Essa foi a maior edição da conferência de desertificação da história, com adesão de quase 200 países e cerca de 20 mil pessoas. O Brasil enviou sua maior delegação, com 160 representantes. “Na última COP, foram cinco pessoas”, delimita o pesquisador. Além das plenárias oficiais, ocorreram 600 eventos transversais, entre eles os do Painel Brasil.
As pautas da COP de Desertificação giram em torno da restauração do solo, da resiliência à seca e das políticas nacionais de cooperação. “De modo geral, é uma avaliação positiva”, define Flávio.
Um dos méritos da COP16 de Desertificação foi criar o Observatório Internacional de Resiliência à Seca. Ele consiste em uma plataforma online que reunirá dados para fomentar o diagnóstico mundial e o debate embasado para cooperações internacionais. Parecido com o projeto Redeser e com o Monitor da Seca, do Brasil.
Outra vitória — acompanhando a experiência da COP16 de Biodiversidade — foi o alto grau de recomendação para as delegações dos países terem representantes dos povos indígenas e das comunidades tradicionais.
Também houve tratativas sobre a implementação de um programa específico de captação de recursos junto a entidades privadas. É o Business4Land (B4L), uma iniciativa já existente da Convenção do Combate à Desertificação das Nações Unidas que objetiva restaurar 1,5 bilhão de hectares de terra até 2030.
Por falar em financiamento, chega o momento de tensão enfrentado por todas as conferências deste e dos últimos anos.

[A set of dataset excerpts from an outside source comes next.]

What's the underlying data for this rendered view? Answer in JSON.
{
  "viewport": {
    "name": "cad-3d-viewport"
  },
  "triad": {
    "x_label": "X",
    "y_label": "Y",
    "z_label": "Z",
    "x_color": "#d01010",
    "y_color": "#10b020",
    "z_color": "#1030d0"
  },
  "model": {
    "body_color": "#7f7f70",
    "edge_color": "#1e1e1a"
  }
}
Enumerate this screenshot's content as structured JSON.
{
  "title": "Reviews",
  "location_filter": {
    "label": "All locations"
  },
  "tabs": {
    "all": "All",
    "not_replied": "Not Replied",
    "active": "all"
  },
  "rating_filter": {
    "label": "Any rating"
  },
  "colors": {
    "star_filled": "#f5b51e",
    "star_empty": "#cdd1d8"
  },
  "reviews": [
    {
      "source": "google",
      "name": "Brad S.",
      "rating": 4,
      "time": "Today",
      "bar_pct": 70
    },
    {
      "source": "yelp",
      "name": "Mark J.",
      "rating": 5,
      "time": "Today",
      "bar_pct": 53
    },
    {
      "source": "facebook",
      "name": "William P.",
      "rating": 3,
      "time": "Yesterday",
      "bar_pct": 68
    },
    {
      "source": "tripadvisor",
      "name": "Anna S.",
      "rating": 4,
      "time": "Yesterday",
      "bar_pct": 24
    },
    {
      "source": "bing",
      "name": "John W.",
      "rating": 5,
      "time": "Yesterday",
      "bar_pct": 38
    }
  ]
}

Os países saíram com a promessa de levantar 12 bilhões de dólares até a COP17 de Desertificação, que ocorrerá na Mongólia em 2026. “Mas, segundo a COP, o volume necessário até 2030 é de 300 bilhões de dólares”, ressalta Flávio. O montante prometido, portanto, seria de apenas 4% do total.
A captação de recursos tem sido o calcanhar de Aquiles das COPs, independente da abordagem. Ao que tudo indica, os países chegaram em um impasse no qual o sul global demanda por mais dinheiro para investir em adaptação e mitigação, enquanto o norte global nega a necessidade de mais recursos — especialmente se vier deles.
Entre os sucessos e as incertezas, o pesquisador e delegado Flávio Nascimento reforça que a palavra-chave das próximas reuniões é restauração. “Precisamos ver os desdobramentos. Houve financiamento? A aplicação dela foi efetiva? Porque agora não tem jeito: a gente tem que botar a mão na massa.”